To Eddie’s surprise, the NZT works just as Vern has promised. He completes a hefty chunk of his book in a single afternoon. (His editor pronounces it “a little grandiose” but wants to see more.) After subsequent doses, he finishes the book, learns the piano in three days, picks up Italian from a Berlitz tape, wins a street fight using moves remembered from Bruce Lee flicks and Muhammad Ali bouts, and starts making big money as a day trader. He also suddenly enjoys great success with women, who are impressed by his stunning intelligence. Or perhaps just his stunning good looks? Cooper, who gamely attempts to sell himself as a quasi-intellectual schlub in the movie’s opening scenes, soon reverts to well-tailored type, wooing women and driving fast cars in the mode of his A-Team character, the irresistible rake Templeton “Faceman” Peck.
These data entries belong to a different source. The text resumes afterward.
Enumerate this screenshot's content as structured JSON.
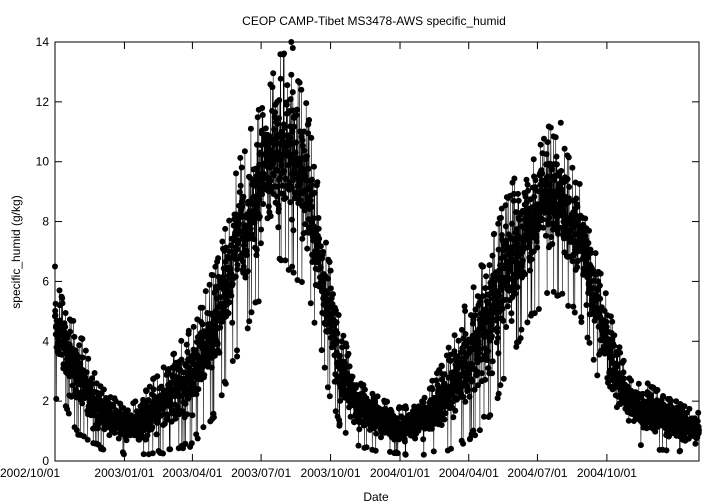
{
  "chart_data": {
    "type": "scatter",
    "title": "CEOP CAMP-Tibet MS3478-AWS  specific_humid",
    "xlabel": "Date",
    "ylabel": "specific_humid (g/kg)",
    "xlim": [
      "2002-10-01",
      "2005-01-31"
    ],
    "ylim": [
      0,
      14
    ],
    "x_ticks": [
      "2002/10/01",
      "2003/01/01",
      "2003/04/01",
      "2003/07/01",
      "2003/10/01",
      "2004/01/01",
      "2004/04/01",
      "2004/07/01",
      "2004/10/01"
    ],
    "y_ticks": [
      0,
      2,
      4,
      6,
      8,
      10,
      12,
      14
    ],
    "grid": false,
    "legend": "none",
    "colors": {
      "points": "#000000",
      "line": "#000000",
      "axes": "#000000",
      "background": "#ffffff"
    },
    "series": [
      {
        "marker": "filled-circle",
        "connected": true,
        "envelope": {
          "x": [
            "2002-10-01",
            "2002-10-15",
            "2002-11-01",
            "2002-11-15",
            "2002-12-01",
            "2002-12-15",
            "2003-01-01",
            "2003-01-15",
            "2003-02-01",
            "2003-02-15",
            "2003-03-01",
            "2003-03-15",
            "2003-04-01",
            "2003-04-15",
            "2003-05-01",
            "2003-05-15",
            "2003-06-01",
            "2003-06-15",
            "2003-07-01",
            "2003-07-15",
            "2003-08-01",
            "2003-08-15",
            "2003-09-01",
            "2003-09-15",
            "2003-10-01",
            "2003-10-15",
            "2003-11-01",
            "2003-11-15",
            "2003-12-01",
            "2003-12-15",
            "2004-01-01",
            "2004-01-15",
            "2004-02-01",
            "2004-02-15",
            "2004-03-01",
            "2004-03-15",
            "2004-04-01",
            "2004-04-15",
            "2004-05-01",
            "2004-05-15",
            "2004-06-01",
            "2004-06-15",
            "2004-07-01",
            "2004-07-15",
            "2004-08-01",
            "2004-08-15",
            "2004-09-01",
            "2004-09-15",
            "2004-10-01",
            "2004-10-15",
            "2004-11-01",
            "2004-11-15",
            "2004-12-01",
            "2004-12-15",
            "2005-01-01",
            "2005-01-15",
            "2005-01-31"
          ],
          "low": [
            2.0,
            1.8,
            0.8,
            0.6,
            0.4,
            0.3,
            0.2,
            0.2,
            0.2,
            0.2,
            0.3,
            0.3,
            0.5,
            1.0,
            1.5,
            2.5,
            3.5,
            4.5,
            5.5,
            6.5,
            6.5,
            6.0,
            5.5,
            4.0,
            2.0,
            1.0,
            0.6,
            0.4,
            0.3,
            0.3,
            0.2,
            0.2,
            0.2,
            0.3,
            0.3,
            0.4,
            0.6,
            1.0,
            1.5,
            2.5,
            3.5,
            4.5,
            5.0,
            5.5,
            5.5,
            5.0,
            4.5,
            3.0,
            1.5,
            1.0,
            0.7,
            0.5,
            0.4,
            0.3,
            0.3,
            0.3,
            0.3
          ],
          "high": [
            6.5,
            5.0,
            4.5,
            3.5,
            2.5,
            2.2,
            1.8,
            2.0,
            2.5,
            3.0,
            3.5,
            4.0,
            4.5,
            5.5,
            6.5,
            8.0,
            10.0,
            11.0,
            12.0,
            13.0,
            14.0,
            13.0,
            12.0,
            9.0,
            6.5,
            4.5,
            3.0,
            2.5,
            2.2,
            2.0,
            1.8,
            2.0,
            2.2,
            2.8,
            3.5,
            4.5,
            5.5,
            6.5,
            7.5,
            8.5,
            9.5,
            10.0,
            10.5,
            11.3,
            10.8,
            10.0,
            9.0,
            7.5,
            5.5,
            4.0,
            3.0,
            2.8,
            2.5,
            2.2,
            2.0,
            1.8,
            1.6
          ]
        },
        "outliers": [
          {
            "x": "2003-08-10",
            "y": 14.0
          },
          {
            "x": "2003-08-12",
            "y": 13.8
          },
          {
            "x": "2004-08-01",
            "y": 11.3
          },
          {
            "x": "2004-04-20",
            "y": 6.5
          },
          {
            "x": "2002-10-01",
            "y": 6.5
          }
        ]
      }
    ]
  }
}
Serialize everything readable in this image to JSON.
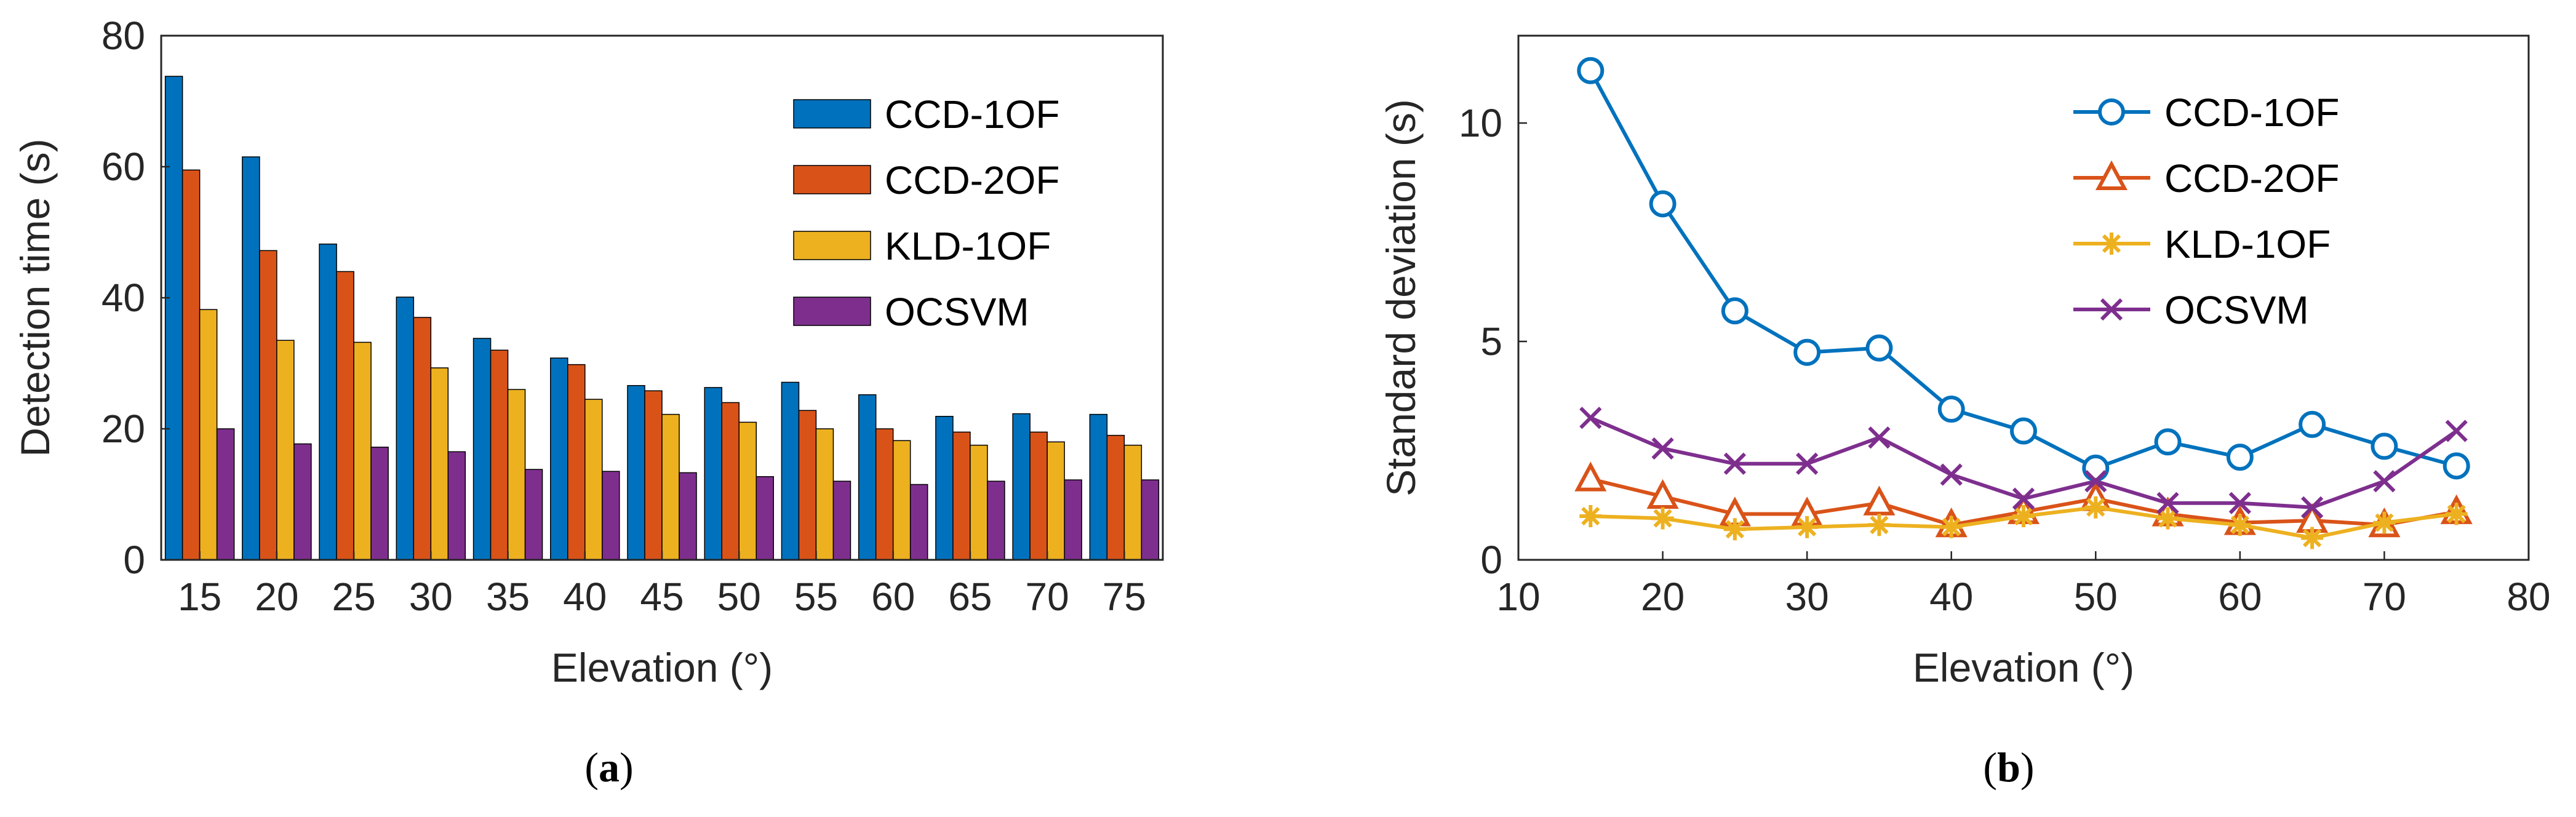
{
  "chart_data": [
    {
      "type": "bar",
      "panel_label": "a",
      "xlabel": "Elevation (°)",
      "ylabel": "Detection time (s)",
      "ylim": [
        0,
        80
      ],
      "yticks": [
        "0",
        "20",
        "40",
        "60",
        "80"
      ],
      "categories": [
        "15",
        "20",
        "25",
        "30",
        "35",
        "40",
        "45",
        "50",
        "55",
        "60",
        "65",
        "70",
        "75"
      ],
      "legend_position": "top-right",
      "series": [
        {
          "name": "CCD-1OF",
          "color": "#0072BD",
          "values": [
            73.8,
            61.5,
            48.2,
            40.1,
            33.8,
            30.8,
            26.6,
            26.3,
            27.1,
            25.2,
            21.9,
            22.3,
            22.2
          ]
        },
        {
          "name": "CCD-2OF",
          "color": "#D95319",
          "values": [
            59.5,
            47.2,
            44.0,
            37.0,
            32.0,
            29.8,
            25.8,
            24.0,
            22.8,
            20.0,
            19.5,
            19.5,
            19.0
          ]
        },
        {
          "name": "KLD-1OF",
          "color": "#EDB120",
          "values": [
            38.2,
            33.5,
            33.2,
            29.3,
            26.0,
            24.5,
            22.2,
            21.0,
            20.0,
            18.2,
            17.5,
            18.0,
            17.5
          ]
        },
        {
          "name": "OCSVM",
          "color": "#7E2F8E",
          "values": [
            20.0,
            17.7,
            17.2,
            16.5,
            13.8,
            13.5,
            13.3,
            12.7,
            12.0,
            11.5,
            12.0,
            12.2,
            12.2
          ]
        }
      ]
    },
    {
      "type": "line",
      "panel_label": "b",
      "xlabel": "Elevation (°)",
      "ylabel": "Standard deviation (s)",
      "xlim": [
        10,
        80
      ],
      "ylim": [
        0,
        12
      ],
      "xticks": [
        "10",
        "20",
        "30",
        "40",
        "50",
        "60",
        "70",
        "80"
      ],
      "yticks": [
        "0",
        "5",
        "10"
      ],
      "x": [
        15,
        20,
        25,
        30,
        35,
        40,
        45,
        50,
        55,
        60,
        65,
        70,
        75
      ],
      "legend_position": "top-right",
      "series": [
        {
          "name": "CCD-1OF",
          "color": "#0072BD",
          "marker": "circle",
          "values": [
            11.2,
            8.15,
            5.7,
            4.75,
            4.85,
            3.45,
            2.95,
            2.1,
            2.7,
            2.35,
            3.1,
            2.6,
            2.15
          ]
        },
        {
          "name": "CCD-2OF",
          "color": "#D95319",
          "marker": "triangle",
          "values": [
            1.85,
            1.45,
            1.05,
            1.05,
            1.3,
            0.8,
            1.1,
            1.4,
            1.05,
            0.85,
            0.9,
            0.8,
            1.1
          ]
        },
        {
          "name": "KLD-1OF",
          "color": "#EDB120",
          "marker": "asterisk",
          "values": [
            1.0,
            0.95,
            0.7,
            0.75,
            0.8,
            0.75,
            1.0,
            1.2,
            0.95,
            0.8,
            0.5,
            0.85,
            1.05
          ]
        },
        {
          "name": "OCSVM",
          "color": "#7E2F8E",
          "marker": "x",
          "values": [
            3.25,
            2.55,
            2.2,
            2.2,
            2.8,
            1.95,
            1.4,
            1.8,
            1.3,
            1.3,
            1.2,
            1.8,
            2.95
          ]
        }
      ]
    }
  ],
  "captions": [
    {
      "open": "(",
      "label": "a",
      "close": ")"
    },
    {
      "open": "(",
      "label": "b",
      "close": ")"
    }
  ]
}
Alas for Eddie, there’s a catch with NZT—it’s habit-forming. Once a dose wears off, he returns to being his normal self. And as he rises through the world of finance—how quickly he abandons the life of the mind!—his normal self isn’t good enough. Eddie has secured a position at the right hand of corporate raider Carl Van Loon (Robert De Niro, doing a mediocre Gordon Gekko),and stands to make a bundle on a deal Van Loon is closing. Except Eddie’s supply of NZT is dwindling, and the only known dealer, Vern, has inconveniently turned up with a gunshot wound to the head.

With his stash of pills nearly depleted, Eddie becomes increasingly desperate, and the movie becomes increasingly hard to follow. By the third act, Eddie is double-dosing to stay a step ahead of Van Loon, a dead-behind-the-eyes stalker, a Russian loan shark, the NYPD, a worried girlfriend (Abbie Cornish), and the withdrawal symptoms of NZT, which has turned out to have more side effects than good old Vern let on. (Some patients have experienced hallucinations, memory loss, coma, and death. Also dry mouth.) The last 25 minutes are so befuddling that this viewer felt he would have needed to Hoover a small mountain of pure Bolivian NZT to sort out all the twists.

Of course, Hollywood thrillers are permitted to be a little grandiose, and the overly complicated plot is less troubling than the movie’s dubious takeaway. I suppose what follows is a spoiler—it certainly spoiled the movie for me. NZT ravages some of Eddie’s acquaintances over the course of the film, but Cooper is more at home playing the winner than the loser, and there’s no going back to Papa John’s on the john for him. In the end, Limitless is neither a cautionary tale about the dangers of performance enhancement nor a subversive brief on behalf of it. It’s an addled yarn about how awesome drugs can be if only you’re badass enough to quit anytime you want. In other words, it’s the perfect movie for our Charlie Sheen moment: Do the drugs, get the girls, keep the money. Bitchin’.